In 2010, the two countries worked together to build and sail the Jewel of Muscat, a replica of a ninth—century Arabian sailing ship.
This time, it is a facelift for Muscat Street in the Arab quarter of Singapore.
Eight—metre high granite arches now stand on both ends of the street.
Their ornately carved tiles came from Oman, on the eastern edge of the Arabian Peninsula.
Murals also line the walkway, showing colourful images of the maritime links between Oman and Singapore.
Foreign Affairs Minister K. Shanmugam said he hopes this cultural effort will lead to further cooperation in tourism and trade.
Mr Shanmugam said: "Omani business people are looking outwards, and East Asia is one of the fastest growing areas in the world. Likewise, our people are looking at the Middle East, Arabia, and of course Arabia is also growing very fast."
Omani Secretary—General of Foreign Affairs Sayyid Badr Al—Busaidi added: "Both countries are engaged and open for all kinds of investment opportunities in both countries. Or indeed we can go together in forging partnerships elsewhere."

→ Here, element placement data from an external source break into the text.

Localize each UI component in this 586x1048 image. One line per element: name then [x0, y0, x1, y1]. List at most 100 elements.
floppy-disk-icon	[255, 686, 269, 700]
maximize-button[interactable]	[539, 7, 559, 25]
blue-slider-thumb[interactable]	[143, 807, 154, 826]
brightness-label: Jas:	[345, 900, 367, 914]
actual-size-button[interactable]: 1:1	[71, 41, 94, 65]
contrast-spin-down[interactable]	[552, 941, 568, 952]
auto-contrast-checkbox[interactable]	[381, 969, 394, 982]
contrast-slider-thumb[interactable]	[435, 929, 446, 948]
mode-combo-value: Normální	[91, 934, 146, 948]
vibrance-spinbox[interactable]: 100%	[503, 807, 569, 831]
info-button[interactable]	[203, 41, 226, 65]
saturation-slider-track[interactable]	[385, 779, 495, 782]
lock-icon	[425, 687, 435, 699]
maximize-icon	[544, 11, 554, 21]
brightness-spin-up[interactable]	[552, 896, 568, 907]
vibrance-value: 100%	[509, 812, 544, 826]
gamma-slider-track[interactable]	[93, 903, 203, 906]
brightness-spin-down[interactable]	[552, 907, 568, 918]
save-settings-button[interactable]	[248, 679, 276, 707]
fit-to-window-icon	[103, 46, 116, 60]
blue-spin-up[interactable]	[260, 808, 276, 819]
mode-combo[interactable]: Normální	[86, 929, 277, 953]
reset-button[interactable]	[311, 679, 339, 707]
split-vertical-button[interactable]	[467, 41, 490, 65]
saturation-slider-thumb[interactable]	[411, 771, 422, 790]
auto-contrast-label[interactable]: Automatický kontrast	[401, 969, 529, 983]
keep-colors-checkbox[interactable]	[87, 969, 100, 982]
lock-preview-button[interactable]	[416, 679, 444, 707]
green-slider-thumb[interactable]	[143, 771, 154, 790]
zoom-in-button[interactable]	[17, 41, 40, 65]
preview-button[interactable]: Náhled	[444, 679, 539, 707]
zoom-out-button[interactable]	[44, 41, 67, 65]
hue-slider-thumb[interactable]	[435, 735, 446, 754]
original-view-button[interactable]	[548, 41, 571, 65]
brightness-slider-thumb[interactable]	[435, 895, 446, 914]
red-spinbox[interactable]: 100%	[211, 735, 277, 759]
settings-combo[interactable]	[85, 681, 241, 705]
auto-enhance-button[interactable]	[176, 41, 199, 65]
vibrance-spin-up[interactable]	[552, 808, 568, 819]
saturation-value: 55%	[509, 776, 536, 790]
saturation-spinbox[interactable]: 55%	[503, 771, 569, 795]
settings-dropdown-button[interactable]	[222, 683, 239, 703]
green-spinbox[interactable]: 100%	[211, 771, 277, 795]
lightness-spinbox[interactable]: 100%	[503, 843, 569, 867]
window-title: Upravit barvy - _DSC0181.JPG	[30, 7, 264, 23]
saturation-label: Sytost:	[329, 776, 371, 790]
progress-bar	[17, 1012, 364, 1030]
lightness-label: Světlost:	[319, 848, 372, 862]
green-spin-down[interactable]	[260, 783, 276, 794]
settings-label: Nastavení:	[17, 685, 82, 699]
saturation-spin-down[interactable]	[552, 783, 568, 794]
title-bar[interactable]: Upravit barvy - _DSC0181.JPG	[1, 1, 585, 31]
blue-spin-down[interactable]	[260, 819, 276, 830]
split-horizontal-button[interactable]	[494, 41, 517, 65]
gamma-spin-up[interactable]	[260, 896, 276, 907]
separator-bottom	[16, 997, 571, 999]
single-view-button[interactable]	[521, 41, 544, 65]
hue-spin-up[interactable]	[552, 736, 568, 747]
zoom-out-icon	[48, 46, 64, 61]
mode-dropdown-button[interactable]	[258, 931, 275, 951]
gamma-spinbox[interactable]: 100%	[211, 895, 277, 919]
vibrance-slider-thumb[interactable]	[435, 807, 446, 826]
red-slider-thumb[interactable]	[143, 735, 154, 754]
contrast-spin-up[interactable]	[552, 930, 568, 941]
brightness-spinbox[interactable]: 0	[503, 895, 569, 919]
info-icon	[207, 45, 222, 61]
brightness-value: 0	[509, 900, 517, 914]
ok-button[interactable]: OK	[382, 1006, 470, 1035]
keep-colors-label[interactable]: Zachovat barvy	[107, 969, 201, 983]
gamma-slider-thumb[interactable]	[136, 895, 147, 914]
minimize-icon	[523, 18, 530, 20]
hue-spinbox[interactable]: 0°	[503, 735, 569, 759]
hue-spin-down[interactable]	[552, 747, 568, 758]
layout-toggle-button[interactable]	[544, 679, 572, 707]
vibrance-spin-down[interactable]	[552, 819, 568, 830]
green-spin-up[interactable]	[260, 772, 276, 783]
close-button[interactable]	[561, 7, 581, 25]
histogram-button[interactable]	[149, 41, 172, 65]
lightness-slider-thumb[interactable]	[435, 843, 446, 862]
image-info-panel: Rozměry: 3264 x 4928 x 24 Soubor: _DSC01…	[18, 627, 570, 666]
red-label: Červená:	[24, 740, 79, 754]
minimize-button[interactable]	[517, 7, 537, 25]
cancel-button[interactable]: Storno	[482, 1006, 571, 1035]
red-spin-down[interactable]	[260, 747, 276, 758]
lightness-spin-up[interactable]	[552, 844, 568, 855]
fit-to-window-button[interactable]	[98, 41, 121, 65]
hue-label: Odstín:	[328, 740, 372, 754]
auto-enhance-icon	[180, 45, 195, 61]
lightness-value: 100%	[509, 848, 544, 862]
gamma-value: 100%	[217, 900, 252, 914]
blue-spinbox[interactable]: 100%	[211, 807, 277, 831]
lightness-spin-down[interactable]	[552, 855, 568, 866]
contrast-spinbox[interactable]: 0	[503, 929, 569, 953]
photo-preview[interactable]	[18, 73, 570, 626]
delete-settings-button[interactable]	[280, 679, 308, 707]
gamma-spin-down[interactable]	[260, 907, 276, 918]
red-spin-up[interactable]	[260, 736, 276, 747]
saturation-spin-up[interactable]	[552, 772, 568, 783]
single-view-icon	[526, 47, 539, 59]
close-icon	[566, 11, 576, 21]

Muscat Street was named in 1909, after the capital of Oman. The arches on both ends of the street have become the latest landmarks of Kampong Glam, a hub for Arab traders in Singapore’s early days.
Bilateral trade between Oman and Singapore amounted to S$1.83 million in 2011.
Singapore’s main exports were civil engineering and motor vehicles parts, while imports from Oman were mostly petroleum and its related products.
In April 2012, ST Engineering’s marine arm bagged an S$880 million contract to design and build four offshore patrol vessels for the Royal Navy of Oman.